Of course, before he became a movie actor, Sandler cut his comedic teeth as a stand-up and later a cast member on SNL. Now Sandler plans a return to his stand-up roots with a new comedy special for, who else, Netflix. The streaming service in recent months has debuted multiple comedy specials from talents like Sandler who appeal to a little older demographic, including Chris Rock, Dave Chappelle, Judd Apatow, and even Jerry Seinfeld. Netflix will even bring back the old school Comic Relief-style all-star special with Seth Rogen's Hilarity for Charity.
Giving his own new comedy special a little more juice with folks who might not otherwise flock to witness Adam Sandler telling jokes, the comedian reportedly has recruited Oscar-nominated auteur Paul Thomas Anderson. Sandler himself broke the news on Twitter that he would be performing at the El Rey Theater in L.A. on August 10th and that the performance would be filmed for his special.
— Adam Sandler (@AdamSandler) April 4, 2018
The news of Paul Thomas Anderson's involvement was broken later, again on Twitter, by Nerdist scribe Michele Buchman.

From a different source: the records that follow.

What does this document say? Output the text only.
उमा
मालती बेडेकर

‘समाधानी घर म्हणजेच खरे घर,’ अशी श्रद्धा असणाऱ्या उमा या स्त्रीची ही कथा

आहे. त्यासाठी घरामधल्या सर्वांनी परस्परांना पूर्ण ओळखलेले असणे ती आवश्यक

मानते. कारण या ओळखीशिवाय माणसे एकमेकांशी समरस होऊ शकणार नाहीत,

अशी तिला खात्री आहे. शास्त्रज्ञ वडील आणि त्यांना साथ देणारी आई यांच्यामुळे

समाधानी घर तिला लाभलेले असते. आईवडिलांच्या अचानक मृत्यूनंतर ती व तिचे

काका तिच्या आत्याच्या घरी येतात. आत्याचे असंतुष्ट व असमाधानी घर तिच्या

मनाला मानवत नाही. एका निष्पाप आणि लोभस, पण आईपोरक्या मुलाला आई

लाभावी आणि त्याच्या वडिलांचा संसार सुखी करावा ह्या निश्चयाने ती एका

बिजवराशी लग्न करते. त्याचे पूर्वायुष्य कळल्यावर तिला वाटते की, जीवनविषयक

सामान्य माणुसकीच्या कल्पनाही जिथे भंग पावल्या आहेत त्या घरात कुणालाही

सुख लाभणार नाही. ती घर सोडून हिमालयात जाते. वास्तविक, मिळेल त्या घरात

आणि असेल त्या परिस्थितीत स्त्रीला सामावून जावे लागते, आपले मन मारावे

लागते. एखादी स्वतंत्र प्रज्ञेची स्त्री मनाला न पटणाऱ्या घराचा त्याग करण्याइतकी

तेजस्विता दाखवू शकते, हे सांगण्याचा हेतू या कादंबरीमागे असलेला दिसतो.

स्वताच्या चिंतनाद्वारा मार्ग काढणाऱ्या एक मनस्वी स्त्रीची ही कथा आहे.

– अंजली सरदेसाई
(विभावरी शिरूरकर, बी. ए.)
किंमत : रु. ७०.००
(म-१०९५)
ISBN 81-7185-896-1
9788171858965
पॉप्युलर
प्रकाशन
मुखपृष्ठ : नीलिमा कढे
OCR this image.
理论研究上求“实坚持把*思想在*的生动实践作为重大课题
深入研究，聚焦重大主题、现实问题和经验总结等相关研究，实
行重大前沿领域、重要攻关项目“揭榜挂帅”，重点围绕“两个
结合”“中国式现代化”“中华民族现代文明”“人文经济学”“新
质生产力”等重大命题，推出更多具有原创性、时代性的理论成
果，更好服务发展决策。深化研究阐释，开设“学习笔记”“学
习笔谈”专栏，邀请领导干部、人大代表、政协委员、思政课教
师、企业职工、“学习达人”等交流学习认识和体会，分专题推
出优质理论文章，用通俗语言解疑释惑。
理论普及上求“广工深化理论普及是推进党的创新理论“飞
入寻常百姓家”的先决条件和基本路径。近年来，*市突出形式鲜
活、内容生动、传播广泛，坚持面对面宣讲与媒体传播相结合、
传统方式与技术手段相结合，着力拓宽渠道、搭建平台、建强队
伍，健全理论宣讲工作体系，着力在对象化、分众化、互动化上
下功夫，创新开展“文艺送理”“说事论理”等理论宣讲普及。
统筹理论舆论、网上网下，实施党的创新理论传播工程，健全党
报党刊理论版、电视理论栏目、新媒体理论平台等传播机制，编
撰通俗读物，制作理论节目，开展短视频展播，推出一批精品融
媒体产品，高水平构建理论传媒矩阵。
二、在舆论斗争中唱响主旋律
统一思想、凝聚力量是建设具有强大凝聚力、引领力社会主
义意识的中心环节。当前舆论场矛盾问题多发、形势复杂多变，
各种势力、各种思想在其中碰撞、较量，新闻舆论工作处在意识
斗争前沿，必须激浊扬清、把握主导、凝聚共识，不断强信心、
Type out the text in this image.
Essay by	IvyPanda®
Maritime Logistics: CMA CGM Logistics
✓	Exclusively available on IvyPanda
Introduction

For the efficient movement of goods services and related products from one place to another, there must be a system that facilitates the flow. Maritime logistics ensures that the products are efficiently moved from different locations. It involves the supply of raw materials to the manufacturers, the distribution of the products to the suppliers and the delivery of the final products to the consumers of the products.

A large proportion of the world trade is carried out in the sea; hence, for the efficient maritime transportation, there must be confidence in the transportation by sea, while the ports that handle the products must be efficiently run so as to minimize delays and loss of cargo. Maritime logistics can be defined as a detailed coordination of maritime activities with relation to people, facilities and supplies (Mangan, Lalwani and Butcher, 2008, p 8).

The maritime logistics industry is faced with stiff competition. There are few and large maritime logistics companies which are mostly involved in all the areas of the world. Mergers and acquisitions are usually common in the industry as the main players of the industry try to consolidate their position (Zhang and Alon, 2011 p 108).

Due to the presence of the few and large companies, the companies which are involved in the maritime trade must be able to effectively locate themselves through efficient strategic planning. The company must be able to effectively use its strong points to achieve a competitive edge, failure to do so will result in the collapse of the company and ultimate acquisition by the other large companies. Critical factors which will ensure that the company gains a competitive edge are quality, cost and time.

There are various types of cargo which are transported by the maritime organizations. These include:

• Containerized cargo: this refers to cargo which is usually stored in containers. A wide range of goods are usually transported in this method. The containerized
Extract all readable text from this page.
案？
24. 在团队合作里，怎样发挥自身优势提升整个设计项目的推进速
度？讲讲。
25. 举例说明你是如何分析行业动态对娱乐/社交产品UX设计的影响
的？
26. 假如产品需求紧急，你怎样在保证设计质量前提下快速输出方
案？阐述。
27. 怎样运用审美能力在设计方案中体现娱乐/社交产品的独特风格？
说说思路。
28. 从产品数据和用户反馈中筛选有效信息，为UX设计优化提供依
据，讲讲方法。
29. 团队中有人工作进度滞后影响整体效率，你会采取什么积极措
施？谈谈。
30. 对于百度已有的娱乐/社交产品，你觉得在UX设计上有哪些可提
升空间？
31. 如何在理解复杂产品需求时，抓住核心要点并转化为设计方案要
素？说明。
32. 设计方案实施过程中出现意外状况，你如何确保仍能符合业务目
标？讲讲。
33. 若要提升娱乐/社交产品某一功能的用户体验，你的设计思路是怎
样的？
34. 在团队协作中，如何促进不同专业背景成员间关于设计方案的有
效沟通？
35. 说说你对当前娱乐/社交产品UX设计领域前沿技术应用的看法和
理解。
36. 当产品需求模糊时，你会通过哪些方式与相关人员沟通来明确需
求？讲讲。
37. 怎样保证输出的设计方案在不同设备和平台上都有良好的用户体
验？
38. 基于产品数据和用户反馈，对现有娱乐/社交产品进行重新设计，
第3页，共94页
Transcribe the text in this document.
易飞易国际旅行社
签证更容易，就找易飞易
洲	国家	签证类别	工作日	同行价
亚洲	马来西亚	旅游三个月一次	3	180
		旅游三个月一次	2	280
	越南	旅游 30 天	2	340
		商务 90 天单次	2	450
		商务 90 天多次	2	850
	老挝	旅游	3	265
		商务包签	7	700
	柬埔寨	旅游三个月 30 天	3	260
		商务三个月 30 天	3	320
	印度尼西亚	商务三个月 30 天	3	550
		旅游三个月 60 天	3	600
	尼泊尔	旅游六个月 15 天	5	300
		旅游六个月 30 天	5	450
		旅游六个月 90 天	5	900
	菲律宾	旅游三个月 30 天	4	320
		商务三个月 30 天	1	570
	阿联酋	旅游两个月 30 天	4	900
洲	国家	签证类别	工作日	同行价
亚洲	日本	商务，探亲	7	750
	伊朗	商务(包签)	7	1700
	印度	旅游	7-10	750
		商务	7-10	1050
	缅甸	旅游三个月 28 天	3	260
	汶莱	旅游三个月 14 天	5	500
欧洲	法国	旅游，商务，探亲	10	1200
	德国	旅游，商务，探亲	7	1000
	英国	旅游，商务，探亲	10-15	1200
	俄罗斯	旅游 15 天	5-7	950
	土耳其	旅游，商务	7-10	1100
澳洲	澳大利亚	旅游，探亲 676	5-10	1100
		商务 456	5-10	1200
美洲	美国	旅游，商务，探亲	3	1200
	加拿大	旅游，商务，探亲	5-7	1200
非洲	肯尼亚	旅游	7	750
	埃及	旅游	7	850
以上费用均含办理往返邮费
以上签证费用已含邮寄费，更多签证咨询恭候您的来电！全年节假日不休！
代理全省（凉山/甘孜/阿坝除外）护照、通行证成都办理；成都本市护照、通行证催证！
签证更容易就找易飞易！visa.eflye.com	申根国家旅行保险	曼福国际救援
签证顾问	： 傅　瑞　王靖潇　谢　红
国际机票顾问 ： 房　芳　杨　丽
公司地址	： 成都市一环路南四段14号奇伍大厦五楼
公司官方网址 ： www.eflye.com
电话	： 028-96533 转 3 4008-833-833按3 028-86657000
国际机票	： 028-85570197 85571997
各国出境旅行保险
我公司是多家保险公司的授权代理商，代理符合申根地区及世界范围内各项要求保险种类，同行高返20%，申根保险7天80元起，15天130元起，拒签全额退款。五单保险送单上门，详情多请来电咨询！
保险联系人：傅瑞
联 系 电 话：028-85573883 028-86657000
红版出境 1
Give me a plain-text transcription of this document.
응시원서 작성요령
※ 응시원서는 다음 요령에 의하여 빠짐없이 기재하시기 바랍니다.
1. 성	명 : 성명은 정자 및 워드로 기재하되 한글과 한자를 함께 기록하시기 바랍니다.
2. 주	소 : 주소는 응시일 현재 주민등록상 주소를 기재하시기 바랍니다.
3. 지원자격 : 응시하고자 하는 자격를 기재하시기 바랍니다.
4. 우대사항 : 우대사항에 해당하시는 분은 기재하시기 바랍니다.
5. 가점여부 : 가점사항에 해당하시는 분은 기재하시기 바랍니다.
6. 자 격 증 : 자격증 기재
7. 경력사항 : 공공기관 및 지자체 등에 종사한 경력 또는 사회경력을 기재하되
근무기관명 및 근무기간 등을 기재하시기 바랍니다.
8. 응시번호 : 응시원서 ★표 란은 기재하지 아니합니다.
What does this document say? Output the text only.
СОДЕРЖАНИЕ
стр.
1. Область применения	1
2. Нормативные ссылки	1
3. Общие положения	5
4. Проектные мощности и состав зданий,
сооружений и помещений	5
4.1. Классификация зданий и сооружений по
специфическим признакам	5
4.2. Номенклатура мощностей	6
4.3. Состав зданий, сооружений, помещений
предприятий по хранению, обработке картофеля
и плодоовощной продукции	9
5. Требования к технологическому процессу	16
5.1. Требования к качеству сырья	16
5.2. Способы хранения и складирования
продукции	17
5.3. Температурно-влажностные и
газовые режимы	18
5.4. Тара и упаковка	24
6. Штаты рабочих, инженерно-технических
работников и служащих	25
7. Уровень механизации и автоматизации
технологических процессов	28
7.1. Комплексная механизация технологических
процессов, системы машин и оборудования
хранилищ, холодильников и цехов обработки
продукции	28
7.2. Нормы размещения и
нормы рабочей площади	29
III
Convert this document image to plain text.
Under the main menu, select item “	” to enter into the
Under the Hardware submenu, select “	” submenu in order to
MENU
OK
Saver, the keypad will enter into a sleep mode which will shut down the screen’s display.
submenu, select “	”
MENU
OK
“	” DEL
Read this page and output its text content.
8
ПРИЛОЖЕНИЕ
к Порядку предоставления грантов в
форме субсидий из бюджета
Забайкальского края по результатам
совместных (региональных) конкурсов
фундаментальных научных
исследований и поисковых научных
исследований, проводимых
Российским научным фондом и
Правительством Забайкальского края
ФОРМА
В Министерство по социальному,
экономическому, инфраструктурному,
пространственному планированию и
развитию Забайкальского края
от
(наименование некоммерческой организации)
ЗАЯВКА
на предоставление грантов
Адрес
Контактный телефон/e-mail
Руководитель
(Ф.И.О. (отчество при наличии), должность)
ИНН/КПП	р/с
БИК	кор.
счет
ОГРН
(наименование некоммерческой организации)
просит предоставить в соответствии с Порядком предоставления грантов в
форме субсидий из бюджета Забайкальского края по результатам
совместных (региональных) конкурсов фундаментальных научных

Buchman later noted that only one part of Sandler's special, which will film all over the country, is likely being helmed by Anderson.
PTA is directing the Adam Sandler comedy special they are filming at the El Rey tonight so HI YOU HAVE MY ATTENTION.
— Michelle Buchman (@michelledeidre) April 11, 2018
Cinephile favorite Anderson's somewhat puzzling relationship with Sandler goes back to 2002 when he directed the comedian in Punch-Drunk Love. Many regard Sandler's performance in that film as his best ever - which maybe isn't saying much, when you consider the low-brow nature of most of the rest of his movie output. What Anderson seemed to hit on in Punch-Drunk Love was a certain current of lunatic anger lurking underneath Sandler's frankly juvenile humor. Seldom outside of that film has Sandler tried tapping into the same rage, though he did hit some of those notes again in last year's The Meyerowitz Stories, directed by Noah Baumbach.
What exactly will Anderson bring to the table as director of Sandler's special? Most likely, he was just there to capture Sandler's performance in a workmanlike way. So don't look for any signature PTA cinematic wizardry. At the very least, Anderson's involvement adds a layer of interest for viewers who are fans of the director and not so much the comedian. Plus, Anderson and Sandler obviously like working together, and probably just thought it would be cool to hook up for another project.
Netflix meanwhile continues to get their money's worth with Sandler, also signing him up for the romantic-comedy Murder Mystery, which reteams with him Jennifer Aniston. And Sandler continues pursuing intriguing non-Netflix roles as well, signing on for the Safdie Brothers' Uncut Gems. Perhaps the always-interesting Safdie Brothers can bring Sandler back to that special place he reached when PTA directed him in Punch-Drunk Love.